Kudos to President Obama for making a “recess appointment” of Don Berwick to run the Centers for Medicare and Medicaid Services (CMS).

Berwick may be the ideal choice for the job. He is the right candidate at exactly the right time. The new health law makes possible broad reforms in the way we deliver health and long-term care. But it by no means guarantees these changes will be implemented. It will take a tough, commited head of CMS to break through the politics, inertia, and special interests to make the possible real.

As head of the private Insitute for Health Care Improvement (IHI), Berwick was a tireless advocate for high quality, cost-effective medical care. Under his leadership, IHI pressed hospitals to improve routine procedures aimed at saving lives. These included tasks such as routine handwashing and monitoring of mediciations as patients transfer from one care setting to another. Easy to support these ideas, but Berwick was convincing hospitals to actually implement them.  
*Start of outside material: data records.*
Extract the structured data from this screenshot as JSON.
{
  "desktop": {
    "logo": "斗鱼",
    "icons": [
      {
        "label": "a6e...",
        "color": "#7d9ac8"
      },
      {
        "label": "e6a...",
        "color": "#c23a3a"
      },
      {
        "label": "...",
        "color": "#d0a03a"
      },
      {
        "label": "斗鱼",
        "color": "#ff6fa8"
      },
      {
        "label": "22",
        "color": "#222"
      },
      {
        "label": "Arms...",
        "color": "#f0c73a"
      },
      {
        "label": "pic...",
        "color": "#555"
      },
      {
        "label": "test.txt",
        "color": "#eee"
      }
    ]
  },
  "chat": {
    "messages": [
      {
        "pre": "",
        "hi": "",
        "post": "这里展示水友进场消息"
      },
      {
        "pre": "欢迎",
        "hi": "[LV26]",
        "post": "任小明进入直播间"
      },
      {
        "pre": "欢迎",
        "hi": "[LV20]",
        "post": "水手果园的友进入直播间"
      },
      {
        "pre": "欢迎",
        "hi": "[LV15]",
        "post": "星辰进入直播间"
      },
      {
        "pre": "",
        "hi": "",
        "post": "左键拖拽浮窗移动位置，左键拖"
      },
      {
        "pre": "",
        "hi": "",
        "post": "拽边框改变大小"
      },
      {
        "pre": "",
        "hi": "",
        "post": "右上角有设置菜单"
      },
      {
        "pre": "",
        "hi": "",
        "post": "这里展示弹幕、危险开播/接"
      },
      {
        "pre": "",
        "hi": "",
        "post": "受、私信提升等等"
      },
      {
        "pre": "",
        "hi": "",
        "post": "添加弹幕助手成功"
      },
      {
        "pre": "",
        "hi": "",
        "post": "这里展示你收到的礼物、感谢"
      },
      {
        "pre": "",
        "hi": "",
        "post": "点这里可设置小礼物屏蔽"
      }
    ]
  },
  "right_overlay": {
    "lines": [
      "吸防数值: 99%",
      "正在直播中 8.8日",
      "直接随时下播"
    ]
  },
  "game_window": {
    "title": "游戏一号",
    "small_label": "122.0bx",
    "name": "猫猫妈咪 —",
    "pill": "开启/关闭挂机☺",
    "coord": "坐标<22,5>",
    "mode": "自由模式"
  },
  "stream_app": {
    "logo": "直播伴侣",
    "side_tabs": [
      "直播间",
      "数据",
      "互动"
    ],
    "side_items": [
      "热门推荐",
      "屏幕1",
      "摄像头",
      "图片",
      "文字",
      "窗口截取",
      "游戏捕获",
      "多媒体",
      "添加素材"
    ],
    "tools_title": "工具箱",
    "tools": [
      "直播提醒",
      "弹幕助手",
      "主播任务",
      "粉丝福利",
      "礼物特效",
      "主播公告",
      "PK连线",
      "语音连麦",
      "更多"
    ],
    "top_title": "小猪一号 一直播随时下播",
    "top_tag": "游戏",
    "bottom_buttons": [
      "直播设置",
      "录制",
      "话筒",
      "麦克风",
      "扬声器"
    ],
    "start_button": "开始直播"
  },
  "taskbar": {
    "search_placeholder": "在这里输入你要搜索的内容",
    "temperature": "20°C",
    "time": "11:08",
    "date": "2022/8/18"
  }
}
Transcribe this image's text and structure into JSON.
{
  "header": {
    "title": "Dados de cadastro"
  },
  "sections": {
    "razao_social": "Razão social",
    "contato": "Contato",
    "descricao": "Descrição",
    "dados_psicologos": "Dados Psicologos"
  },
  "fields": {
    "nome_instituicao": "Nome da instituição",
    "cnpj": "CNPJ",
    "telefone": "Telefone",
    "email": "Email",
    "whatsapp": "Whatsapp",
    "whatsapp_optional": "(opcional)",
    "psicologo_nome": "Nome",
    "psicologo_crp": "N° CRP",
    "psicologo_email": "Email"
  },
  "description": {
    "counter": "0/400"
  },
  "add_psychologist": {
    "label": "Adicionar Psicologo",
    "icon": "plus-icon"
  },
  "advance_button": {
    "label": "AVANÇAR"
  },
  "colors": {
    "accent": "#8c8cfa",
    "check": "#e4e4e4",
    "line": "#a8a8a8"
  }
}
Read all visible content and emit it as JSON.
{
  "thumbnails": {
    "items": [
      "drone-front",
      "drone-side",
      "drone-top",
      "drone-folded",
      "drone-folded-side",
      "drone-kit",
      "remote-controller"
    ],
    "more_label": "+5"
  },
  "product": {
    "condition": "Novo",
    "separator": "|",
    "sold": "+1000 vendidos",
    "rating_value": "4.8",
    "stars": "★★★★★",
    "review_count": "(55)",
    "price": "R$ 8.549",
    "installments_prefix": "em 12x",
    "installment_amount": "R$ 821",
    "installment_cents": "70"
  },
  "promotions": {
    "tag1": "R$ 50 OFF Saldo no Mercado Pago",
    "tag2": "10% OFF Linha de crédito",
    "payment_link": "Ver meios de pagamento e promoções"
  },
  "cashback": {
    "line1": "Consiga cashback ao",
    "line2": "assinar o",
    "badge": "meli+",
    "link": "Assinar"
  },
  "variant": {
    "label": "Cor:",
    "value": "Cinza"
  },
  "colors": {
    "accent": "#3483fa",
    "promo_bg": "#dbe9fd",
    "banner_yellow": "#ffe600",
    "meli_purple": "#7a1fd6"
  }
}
Berwick has been an outspoken critic of our fragmented health system for years, pushing instead for more coordinated care. He has argued that as much as half of all health spending is wasted.  

At a time when politicians decry the high cost of health care but are afraid to make the decisions to manage these expenses, Berwick will be in a position to do something about them. As the biggest payers of health care, Medicaid and, especially, Medicare will be well-positioned to drive needed reforms.

Despite his credentials, and even though CMS has been without a permanent head for four years, Berwick’s nomination was being blocked by Senate Republicans. In an effort to turn his choice into yet another partisan battle over health reform, they blasted Berwick as “Dr. Death” who would end care for elderly patients.

To listen to the GOP, Berwick would implement the fantastical death panels that health reform critics invented last summer. Their claim is absurd and irresponsible, to say nothing of offensive.  

Berwick will shake things up. He will surely struggle to manage the massive CMS bureaucracy where Medicare and Medicaid officials rarely even talk to one another. And his recess apointment will last only until the end of 2011. But if anyone can begin the process of making today’s medicine more cost-effective while improving patient care, it is Berwick.